Tomorrow, September 30, 2010 the Senate Committee on the Judiciary will consider S.3804: Combating Online Infringement and Counterfeit Act (COICA). Senators Leahy (D-VT) and Hatch (R-UT), two Senators who typically work in tandem on intellectual property, are the main drivers of this bill, but COICA has garnered support from everywhere along the political spectrum, Senators Schumer (D-NY) and Coburn (R-OK), for instance, are both co-sponsors.

Essentially, COICA modifies existing U.S. intellectual property law to allow the Attorney General to bring in rem actions against any domain name used by a website “dedicated to infringing activities” and secure injunctive relief to force companies which have relationships with that domain name to cease their relationship. This has, unsurprisingly, resulted in a firestorm of commentary online. The Electronic Frontier Foundation (EFF), which is vehemently opposed to the bill, and its allies have lined up against the Motion Picture Association of America (MPAA), the Recording Industry Association of America (RIAA) and their allies.

The real problem, as outlined in a letter (.pdf) to the Senate Committee on the Judiciary by the American Association of Law Libraries (AALL) and allies, is the broad scope of COICA. COICA both creates a public blacklist of offending websites, essentially blocking access to certain websites via some unspecified mechanism, and expands the reach of United States intellectual property law to, potentially, encompass the entire world.

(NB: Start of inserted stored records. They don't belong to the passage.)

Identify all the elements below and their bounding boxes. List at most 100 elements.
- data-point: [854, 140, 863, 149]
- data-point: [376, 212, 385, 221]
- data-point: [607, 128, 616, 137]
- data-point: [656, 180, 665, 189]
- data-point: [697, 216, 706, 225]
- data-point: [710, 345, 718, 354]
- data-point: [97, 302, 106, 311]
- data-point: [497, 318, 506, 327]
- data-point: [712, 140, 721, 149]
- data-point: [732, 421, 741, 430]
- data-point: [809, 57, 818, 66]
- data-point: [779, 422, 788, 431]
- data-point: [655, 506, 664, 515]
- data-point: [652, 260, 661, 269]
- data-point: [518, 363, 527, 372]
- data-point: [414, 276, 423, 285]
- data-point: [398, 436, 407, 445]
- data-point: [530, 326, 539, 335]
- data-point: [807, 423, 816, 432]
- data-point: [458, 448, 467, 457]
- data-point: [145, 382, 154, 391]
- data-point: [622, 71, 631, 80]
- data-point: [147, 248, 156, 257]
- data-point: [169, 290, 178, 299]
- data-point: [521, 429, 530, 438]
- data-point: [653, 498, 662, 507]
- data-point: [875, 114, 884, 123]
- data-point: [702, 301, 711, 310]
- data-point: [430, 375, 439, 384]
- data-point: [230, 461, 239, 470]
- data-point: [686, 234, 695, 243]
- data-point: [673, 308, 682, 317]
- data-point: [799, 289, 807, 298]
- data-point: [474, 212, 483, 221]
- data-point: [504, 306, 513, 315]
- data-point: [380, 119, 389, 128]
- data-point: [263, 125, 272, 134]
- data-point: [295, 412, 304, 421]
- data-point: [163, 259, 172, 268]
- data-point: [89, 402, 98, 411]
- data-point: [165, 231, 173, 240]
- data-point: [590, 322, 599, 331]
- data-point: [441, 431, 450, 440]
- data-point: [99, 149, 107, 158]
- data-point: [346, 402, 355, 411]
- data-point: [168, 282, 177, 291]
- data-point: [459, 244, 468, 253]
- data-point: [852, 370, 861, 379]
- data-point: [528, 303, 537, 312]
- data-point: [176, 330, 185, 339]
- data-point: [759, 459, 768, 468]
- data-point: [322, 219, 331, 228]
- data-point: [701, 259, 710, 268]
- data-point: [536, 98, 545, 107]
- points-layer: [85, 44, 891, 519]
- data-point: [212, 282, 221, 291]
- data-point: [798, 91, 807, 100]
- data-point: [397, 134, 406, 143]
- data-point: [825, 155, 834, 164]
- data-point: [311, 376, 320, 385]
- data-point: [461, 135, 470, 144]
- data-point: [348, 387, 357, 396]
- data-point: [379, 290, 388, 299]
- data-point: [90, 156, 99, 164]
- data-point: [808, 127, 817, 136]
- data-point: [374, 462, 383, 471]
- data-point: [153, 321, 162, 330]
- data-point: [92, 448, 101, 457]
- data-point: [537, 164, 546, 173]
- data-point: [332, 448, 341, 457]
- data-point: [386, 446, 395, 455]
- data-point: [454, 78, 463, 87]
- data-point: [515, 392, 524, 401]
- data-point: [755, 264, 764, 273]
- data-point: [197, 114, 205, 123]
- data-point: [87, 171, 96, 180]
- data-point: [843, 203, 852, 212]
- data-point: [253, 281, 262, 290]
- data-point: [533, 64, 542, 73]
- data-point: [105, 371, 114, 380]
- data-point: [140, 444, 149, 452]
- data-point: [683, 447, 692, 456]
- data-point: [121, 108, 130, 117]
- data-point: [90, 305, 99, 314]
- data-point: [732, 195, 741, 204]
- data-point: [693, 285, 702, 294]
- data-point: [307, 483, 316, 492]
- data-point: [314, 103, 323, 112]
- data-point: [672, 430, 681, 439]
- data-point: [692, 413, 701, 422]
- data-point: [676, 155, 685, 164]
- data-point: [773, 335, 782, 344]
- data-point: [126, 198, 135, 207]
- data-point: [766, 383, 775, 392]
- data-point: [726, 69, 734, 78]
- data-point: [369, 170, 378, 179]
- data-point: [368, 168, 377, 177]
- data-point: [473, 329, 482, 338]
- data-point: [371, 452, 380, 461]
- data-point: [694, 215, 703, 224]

The creation of a public blacklist is problematic in that it would seem to override existing precedent regarding the provisions of the Digital Millennium Copyright Act (.pdf overview) which immunize Internet Service Providers (ISPs) from copyright infringement liability with regard to allowing access to websites which are “dedicated to infringing activities.” Further, the assignment of such actions to the category of in rem alters the current dynamic, allowing the Attorney General to take action against domain names held in foreign countries by foreign nationals and hosted by foreign companies in the U.S. court system under U.S. law and enforce judgments against those foreign entities in a massive expansion of U.S. jurisdictional power. While the U.S. government certainly has an interest in preventing harm from coming to its citizens, i.e. copyright holders, how the U.S. can justify reaching out an physically taking down foreign websites, rather than simply blocking them, viz China, is unknown.

Some proposed changes to COICA have been already circulated. Although the full nature and extent of the changes is currently unknown, provisions allowing the Attorney General to obtain injunctions to limit access to domain names used by websites “dedicated to infringing activities” are not under discussion. Tomorrow morning, as the rain pelts down on the capitol expect to hear the claxon call of “Censorship” to echo through the lobby of the Dirksen Senate Office Building in anticipation of the Committee’s vote on COICA.